Eyelid Ptosis vs Eyebrow Ptosis

Ptosis is the abnormal lowering or drooping of an anatomical area. 1. congenital muscle disorders, 2. injury or trauma, 3. age, and 4. nerve and connection problems around the eyes can all cause ptosis in the eyelids or brow droop. Ptosis can also be caused by a side effect of Botox treatment.
Botulinum toxin complications of eyelid or brow ptosis can cause a displeasing facial aesthetic in the eye region. They can also cause functional issues such as reduced visual field, eye strain, or ache.
First and foremost, photographic evidence should always be used to establish the baseline appearance. Discuss pre-existing asymmetry and modify treatment plans if ptosis is visible before treatment.

Eyelid ptosis
This complication is most common in clients who want to treat frown lines in the glabella. The injected toxin in this area can occasionally migrate and inactivate the levator palpebrae muscle. When treating the frown area, keep lateral corrugator injections superficial and pointing away from the orbit. It is also beneficial to isolate the muscle by picking it up and injecting directly into the skin.

Lid and brow ptosis from Botox usually appears a few days to a week after being injected. Usually, it gets better after three to four weeks. 

If there is a functional deficit, it can be treated topically with Apraclonidine 0.5% if not contraindicated. This is an off-label indication that provides a brief 1-3mm lift of the eyelid via its alpha2-adrenergic agonist action on Muller’s muscle.

Eyebrow ptosis:
Brow ptosis is more common than lid ptosis. It happens when Botox is injected into the forehead to prevent the frontalis muscle from contracting. Brow ptosis occurs when either 1. an excessively high dose is administered or 2. the drug is injected too deeply into the frontalis muscle.
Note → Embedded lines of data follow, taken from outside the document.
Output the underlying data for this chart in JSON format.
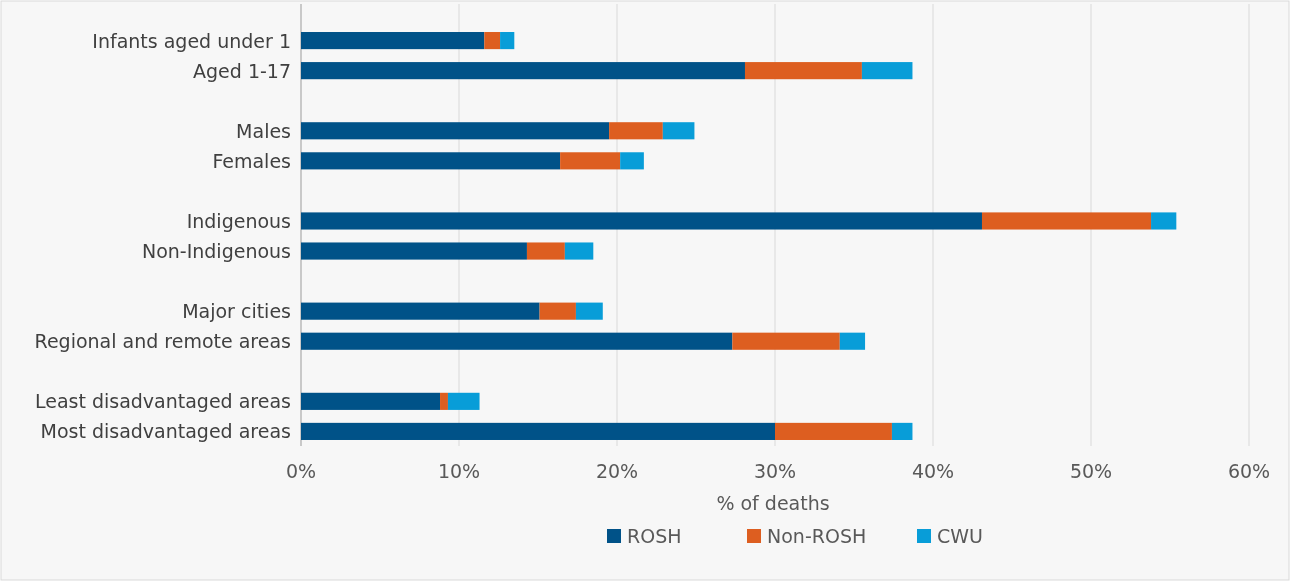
{
  "chart_data": {
    "type": "bar",
    "orientation": "horizontal",
    "stacked": true,
    "xlabel": "% of deaths",
    "categories": [
      "Infants aged under 1",
      "Aged 1-17",
      null,
      "Males",
      "Females",
      null,
      "Indigenous",
      "Non-Indigenous",
      null,
      "Major cities",
      "Regional and remote areas",
      null,
      "Least disadvantaged areas",
      "Most disadvantaged areas"
    ],
    "series": [
      {
        "name": "ROSH",
        "color": "#005288",
        "values": [
          11.6,
          28.1,
          null,
          19.5,
          16.4,
          null,
          43.1,
          14.3,
          null,
          15.1,
          27.3,
          null,
          8.8,
          30.0
        ]
      },
      {
        "name": "Non-ROSH",
        "color": "#dd5e20",
        "values": [
          1.0,
          7.4,
          null,
          3.4,
          3.8,
          null,
          10.7,
          2.4,
          null,
          2.3,
          6.8,
          null,
          0.5,
          7.4
        ]
      },
      {
        "name": "CWU",
        "color": "#089dd8",
        "values": [
          0.9,
          3.2,
          null,
          2.0,
          1.5,
          null,
          1.6,
          1.8,
          null,
          1.7,
          1.6,
          null,
          2.0,
          1.3
        ]
      }
    ],
    "xlim": [
      0,
      60
    ],
    "xticks": [
      {
        "value": 0,
        "label": "0%"
      },
      {
        "value": 10,
        "label": "10%"
      },
      {
        "value": 20,
        "label": "20%"
      },
      {
        "value": 30,
        "label": "30%"
      },
      {
        "value": 40,
        "label": "40%"
      },
      {
        "value": 50,
        "label": "50%"
      },
      {
        "value": 60,
        "label": "60%"
      }
    ],
    "grid": "x",
    "legend": "bottom"
  }
}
Furthermore, forehead lines should not be treated without first treating the glabellar complex. Brow ptosis is more likely if the frontalis or forehead muscle is overly relaxed while the glabellar complex remains active. This is due to the glabellar complex’s tendency to pull the brows down.

If there is pre-existing lid heaviness and frontalis hyperactivity, consider not treating the forehead, reducing the dose, or treating high in the frontalis. Alternatively, it might be necessary to treat the residual corrugator, procerus, and orbicularis oculi activity to counteract frontalis drop.
If the lids feel heavy as a result of brow ptosis or overrelaxation of the frontalis muscle, make sure there is no activity in the glabellar complex.